As the definition of racism morphed from that which is directly enshrined in law or outright direct hate to things like microaggressions and implicit unconscious biases, racism has emerged from every crevice of culture. Is it really there or are we looking for it so hard that we manifest it? As we increase racial bias awareness training, enhance children’s ability to spot racial bias in society at large, and teach them to define and recognize their own privilege, we are disenfranchising kids their own agency and freewill.
What does it mean to teach kids to see their own efforts as irrelevant in their success? Kids are learning to recognize that their skin colour has more relevance to their success or failure than their own hard work or perseverance. They are learning that society is too racist for black children too succeed, and so racist that white kids who do succeed do so on the basis of being a member of a privileged race.
Instead of racism decreasing, the enhanced focus on inequity leads to greater classifications of things that we did not previously believe to be inequitable as exactly that.

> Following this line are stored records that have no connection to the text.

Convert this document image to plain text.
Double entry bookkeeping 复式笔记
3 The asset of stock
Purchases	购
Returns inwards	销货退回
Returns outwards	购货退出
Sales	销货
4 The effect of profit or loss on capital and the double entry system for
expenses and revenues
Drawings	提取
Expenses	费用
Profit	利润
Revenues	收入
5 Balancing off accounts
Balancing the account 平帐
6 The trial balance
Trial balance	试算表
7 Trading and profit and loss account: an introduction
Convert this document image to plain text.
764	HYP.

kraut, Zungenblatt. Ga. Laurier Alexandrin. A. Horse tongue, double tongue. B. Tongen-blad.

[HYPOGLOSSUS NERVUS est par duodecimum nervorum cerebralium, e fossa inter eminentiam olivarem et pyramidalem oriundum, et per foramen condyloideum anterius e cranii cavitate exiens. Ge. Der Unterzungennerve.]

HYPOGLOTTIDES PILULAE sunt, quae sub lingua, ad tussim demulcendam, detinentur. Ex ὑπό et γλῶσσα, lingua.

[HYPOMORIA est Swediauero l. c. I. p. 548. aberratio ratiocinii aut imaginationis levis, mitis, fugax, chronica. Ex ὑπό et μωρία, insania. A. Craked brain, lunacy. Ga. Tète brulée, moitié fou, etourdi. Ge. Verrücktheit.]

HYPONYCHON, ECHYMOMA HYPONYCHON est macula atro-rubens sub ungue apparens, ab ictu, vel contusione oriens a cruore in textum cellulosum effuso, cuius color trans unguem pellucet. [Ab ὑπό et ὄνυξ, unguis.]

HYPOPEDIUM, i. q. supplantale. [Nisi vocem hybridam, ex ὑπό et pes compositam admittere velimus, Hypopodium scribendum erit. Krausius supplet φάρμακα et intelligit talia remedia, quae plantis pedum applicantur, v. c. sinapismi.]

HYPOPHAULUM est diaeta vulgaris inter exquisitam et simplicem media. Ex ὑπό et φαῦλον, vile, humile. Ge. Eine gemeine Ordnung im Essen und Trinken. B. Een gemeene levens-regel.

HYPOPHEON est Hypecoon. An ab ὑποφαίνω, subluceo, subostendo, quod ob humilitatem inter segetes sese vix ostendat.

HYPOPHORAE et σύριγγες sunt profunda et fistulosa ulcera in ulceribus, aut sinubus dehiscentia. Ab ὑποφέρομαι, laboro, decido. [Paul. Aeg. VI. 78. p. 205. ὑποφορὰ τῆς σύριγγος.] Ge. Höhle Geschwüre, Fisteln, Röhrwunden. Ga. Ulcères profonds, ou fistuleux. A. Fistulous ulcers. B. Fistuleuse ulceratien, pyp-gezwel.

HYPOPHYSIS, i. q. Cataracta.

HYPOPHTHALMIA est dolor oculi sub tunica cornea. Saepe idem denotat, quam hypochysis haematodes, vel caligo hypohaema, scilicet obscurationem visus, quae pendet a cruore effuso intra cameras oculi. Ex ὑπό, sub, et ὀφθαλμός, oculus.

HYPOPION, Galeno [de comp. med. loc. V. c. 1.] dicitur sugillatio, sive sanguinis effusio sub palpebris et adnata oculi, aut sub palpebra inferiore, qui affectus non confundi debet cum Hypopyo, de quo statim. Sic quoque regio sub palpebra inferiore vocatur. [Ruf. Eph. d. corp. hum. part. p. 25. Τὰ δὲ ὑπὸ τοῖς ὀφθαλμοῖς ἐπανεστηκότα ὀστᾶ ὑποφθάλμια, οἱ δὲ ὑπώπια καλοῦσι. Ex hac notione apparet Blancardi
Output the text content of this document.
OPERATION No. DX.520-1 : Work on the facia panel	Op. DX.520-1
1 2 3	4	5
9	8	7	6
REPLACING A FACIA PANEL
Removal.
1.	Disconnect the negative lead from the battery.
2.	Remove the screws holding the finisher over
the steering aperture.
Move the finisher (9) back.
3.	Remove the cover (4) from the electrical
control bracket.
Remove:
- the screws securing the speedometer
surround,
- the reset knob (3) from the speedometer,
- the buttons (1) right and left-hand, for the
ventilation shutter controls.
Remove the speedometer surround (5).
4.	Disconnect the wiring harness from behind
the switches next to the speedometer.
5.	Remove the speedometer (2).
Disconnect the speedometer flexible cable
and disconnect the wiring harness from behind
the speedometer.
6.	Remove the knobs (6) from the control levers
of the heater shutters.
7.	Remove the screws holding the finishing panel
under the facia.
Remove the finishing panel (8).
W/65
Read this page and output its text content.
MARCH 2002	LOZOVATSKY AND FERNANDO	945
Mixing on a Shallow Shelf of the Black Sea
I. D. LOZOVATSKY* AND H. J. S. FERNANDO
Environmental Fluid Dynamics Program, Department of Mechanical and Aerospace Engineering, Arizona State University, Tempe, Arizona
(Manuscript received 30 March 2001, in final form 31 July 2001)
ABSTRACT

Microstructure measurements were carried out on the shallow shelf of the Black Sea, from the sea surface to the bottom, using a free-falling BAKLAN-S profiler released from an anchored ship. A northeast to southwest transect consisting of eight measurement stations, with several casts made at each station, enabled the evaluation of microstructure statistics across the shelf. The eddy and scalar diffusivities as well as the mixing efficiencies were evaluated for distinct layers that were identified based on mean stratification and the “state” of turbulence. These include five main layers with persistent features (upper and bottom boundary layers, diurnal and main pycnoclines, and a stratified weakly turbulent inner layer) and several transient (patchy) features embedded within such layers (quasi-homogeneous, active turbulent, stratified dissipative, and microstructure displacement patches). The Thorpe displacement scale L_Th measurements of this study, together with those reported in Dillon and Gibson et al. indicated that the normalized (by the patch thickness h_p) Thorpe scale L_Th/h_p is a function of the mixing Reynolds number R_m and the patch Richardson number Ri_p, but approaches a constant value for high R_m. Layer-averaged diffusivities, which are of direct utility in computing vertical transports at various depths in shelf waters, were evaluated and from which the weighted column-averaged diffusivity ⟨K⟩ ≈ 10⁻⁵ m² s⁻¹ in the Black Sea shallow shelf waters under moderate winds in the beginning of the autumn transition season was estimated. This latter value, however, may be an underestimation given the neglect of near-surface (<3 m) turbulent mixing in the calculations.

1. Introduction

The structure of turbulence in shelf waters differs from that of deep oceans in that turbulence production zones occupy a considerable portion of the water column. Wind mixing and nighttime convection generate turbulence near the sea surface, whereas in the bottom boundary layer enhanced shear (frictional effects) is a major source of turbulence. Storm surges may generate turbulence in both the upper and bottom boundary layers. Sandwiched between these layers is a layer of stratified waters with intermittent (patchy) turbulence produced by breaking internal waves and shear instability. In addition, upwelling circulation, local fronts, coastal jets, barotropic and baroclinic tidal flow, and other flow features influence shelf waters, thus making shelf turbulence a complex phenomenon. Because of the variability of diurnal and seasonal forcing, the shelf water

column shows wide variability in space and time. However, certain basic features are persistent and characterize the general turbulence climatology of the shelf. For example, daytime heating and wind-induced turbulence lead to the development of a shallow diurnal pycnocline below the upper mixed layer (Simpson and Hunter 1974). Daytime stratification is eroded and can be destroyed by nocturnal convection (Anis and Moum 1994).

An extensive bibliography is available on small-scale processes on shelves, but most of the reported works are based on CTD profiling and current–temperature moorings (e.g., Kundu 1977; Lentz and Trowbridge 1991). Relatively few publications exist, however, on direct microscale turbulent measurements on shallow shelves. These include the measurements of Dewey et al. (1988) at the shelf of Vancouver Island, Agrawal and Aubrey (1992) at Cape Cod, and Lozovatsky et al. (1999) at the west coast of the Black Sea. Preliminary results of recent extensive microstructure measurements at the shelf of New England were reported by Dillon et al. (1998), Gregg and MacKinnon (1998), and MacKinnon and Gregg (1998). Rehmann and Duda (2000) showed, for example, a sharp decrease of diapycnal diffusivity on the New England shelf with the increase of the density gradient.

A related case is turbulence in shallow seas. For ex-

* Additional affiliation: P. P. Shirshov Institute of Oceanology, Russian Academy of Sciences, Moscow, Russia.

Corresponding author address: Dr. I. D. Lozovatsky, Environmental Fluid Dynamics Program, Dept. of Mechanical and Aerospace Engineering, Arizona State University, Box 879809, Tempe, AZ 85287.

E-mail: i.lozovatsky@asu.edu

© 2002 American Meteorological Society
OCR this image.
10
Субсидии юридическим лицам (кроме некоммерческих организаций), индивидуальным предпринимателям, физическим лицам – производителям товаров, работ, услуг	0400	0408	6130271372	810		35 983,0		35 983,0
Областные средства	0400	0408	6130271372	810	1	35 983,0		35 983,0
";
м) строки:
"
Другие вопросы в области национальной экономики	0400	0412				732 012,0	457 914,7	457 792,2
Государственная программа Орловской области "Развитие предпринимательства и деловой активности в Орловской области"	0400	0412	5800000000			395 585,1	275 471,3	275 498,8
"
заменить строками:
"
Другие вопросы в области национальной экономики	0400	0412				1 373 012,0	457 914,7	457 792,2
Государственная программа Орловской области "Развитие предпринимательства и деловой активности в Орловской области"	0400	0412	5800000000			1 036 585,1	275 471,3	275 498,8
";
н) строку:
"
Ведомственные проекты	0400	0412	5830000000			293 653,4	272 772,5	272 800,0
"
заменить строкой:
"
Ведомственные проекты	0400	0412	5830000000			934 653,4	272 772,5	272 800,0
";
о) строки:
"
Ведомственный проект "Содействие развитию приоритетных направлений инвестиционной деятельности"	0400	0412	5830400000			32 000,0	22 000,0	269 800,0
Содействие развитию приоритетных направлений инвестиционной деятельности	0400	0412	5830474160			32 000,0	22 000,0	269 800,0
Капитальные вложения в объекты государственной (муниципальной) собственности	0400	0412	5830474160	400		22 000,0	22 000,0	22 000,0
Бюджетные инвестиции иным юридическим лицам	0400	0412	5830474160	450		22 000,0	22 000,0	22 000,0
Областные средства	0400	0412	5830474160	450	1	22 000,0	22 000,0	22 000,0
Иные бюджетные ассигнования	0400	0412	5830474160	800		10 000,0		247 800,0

Those who are now educating youth were the guinea pigs in the social justice classroom labs of the 1990’s when these ideas began to get rolled out. They went on to college to study more critical theory, and emerged armed with enough jargon to pass these ideas on to the next generation of students, starting at younger and younger ages.
This simplified cuisine of critical race theory that’s being spoon-fed to kids strips them of the concept that they can determine their own future. Instead they are taught a kind of racial determinism. Recognizing and learning about America’s racist past is one thing, and it’s important, but entrenching it as a permanent legacy that will live on into the future is a disingenuous and destructive lie.
Ibram X. Kendi, who has been touted alongside Robin DiAngelo as a great anti-racist author, penned a piece in The Atlantic where he discovered exactly the same thing that Goldberg discovered in Tablet Magazine, but he interpreted it radically differently. He notes that the perception among Americans is that discrimination has been increasing, from about 2012 on into 2018. He blames the Tea Party movement, and Trump for these increases.
There is no doubt that racism exists, but the lesson being taught to school children by educators who fear that parents will see what they’ve been up to is that racism is the driving force in the American story. This lesson has not eradicated or reduced racism, but increased it.
We’ve heard from activists and even the Smithsonian that ideals of individuality and merit based advancement and success are racist. But if we don’t believe in these things, what reason would any kid have to work hard and to excel? Why would any kid seek to live up to their full potential if they believe that race will be a hinderance to either that success or to them gaining that success on their own merit?
If we allow ourselves to become a nation of racial determinists, where hard work is removed entirely from the reasons behind success, and we envision racist bogey-men in every corner, we will not get far, and our kids will be the ones who pay the price for our ignorance and misguidance.